South Jersey Museum Gets Actor/Playwright's Holocaust Artifact
CHERRY HILL, NJ (CBS) -- The creator and star of "A Jew Grows in Brooklyn," coming to the Kimmel Center beginning tomorrow (Dec. 23rd), is tonight presenting a treasured family heirloom to a South Jersey museum.
The valise to be displayed at the Goodwin Holocaust Museum and Education Center in Cherry Hill is in itself unremarkable, but it once carried in it the hopes, dreams, and few personnal possession of Jake Ehrenreich's family.
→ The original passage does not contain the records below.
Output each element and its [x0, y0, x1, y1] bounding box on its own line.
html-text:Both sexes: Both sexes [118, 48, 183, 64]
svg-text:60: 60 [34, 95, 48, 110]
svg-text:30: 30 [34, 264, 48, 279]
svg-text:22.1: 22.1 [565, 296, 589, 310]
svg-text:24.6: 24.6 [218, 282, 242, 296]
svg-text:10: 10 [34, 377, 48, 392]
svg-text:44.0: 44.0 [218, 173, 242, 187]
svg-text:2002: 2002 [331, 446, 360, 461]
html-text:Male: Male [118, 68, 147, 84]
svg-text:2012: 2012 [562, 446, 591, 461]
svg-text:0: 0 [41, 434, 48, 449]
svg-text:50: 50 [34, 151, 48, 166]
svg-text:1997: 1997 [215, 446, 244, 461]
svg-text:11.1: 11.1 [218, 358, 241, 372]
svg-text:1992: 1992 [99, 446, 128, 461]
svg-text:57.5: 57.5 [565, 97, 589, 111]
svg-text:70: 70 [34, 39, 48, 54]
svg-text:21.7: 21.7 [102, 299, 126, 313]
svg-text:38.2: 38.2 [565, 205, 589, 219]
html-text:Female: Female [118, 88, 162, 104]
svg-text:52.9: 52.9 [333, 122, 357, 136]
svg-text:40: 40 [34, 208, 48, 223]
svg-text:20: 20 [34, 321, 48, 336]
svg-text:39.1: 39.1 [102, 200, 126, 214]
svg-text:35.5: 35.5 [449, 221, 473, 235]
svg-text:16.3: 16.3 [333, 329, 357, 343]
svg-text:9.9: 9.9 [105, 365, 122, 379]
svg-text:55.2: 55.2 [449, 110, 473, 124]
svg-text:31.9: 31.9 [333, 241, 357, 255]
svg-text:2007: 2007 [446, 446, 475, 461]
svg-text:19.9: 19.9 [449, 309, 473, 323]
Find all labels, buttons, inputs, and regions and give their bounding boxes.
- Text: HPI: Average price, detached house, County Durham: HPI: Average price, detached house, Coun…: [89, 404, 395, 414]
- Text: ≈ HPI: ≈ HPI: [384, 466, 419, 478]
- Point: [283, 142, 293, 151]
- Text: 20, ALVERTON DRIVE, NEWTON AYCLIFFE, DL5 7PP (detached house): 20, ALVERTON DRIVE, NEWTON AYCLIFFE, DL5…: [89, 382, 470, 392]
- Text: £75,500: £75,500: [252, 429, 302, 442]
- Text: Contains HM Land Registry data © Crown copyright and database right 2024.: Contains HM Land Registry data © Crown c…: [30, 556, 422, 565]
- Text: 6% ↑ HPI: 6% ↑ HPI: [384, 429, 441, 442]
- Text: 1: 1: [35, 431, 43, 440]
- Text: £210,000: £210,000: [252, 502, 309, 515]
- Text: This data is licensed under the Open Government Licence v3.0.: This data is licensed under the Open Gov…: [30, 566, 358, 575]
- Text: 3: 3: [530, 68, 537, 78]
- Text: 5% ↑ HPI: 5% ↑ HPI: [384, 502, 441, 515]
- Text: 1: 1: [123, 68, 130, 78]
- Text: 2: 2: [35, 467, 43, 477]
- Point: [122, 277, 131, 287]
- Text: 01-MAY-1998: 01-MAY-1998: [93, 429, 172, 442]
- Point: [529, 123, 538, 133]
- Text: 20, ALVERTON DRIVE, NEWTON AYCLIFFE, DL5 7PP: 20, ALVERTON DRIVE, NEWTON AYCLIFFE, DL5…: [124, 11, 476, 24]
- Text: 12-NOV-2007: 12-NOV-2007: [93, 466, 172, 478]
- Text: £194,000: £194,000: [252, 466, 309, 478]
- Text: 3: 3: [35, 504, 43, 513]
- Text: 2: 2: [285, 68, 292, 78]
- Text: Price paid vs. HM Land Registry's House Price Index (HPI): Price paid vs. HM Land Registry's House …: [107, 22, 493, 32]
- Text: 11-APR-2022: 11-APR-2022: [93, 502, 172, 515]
They fled the Holocaust only to end up in a Soviet work camp in Siberia and, after the war, a displaced-persons camp, and finally the United States.
Ehrenreich says he connected to that journey unexpectedly.
"I was doing a show for Joseph Papp and I walked into the theatre, the Public Theater in New York, and I saw a plaque that this building was used to house homeless immigrants from the Nazi devastation in Eastern Europe," Ehrenreich recalls. "The building that I was performing in was the building that my family lived in, with that valise, when they came to this country 40 years earlier."
Coincidence two: the show was called "Jonah," his father's name.
Reported by John Ostapkovich, KYW Newsradio 1060.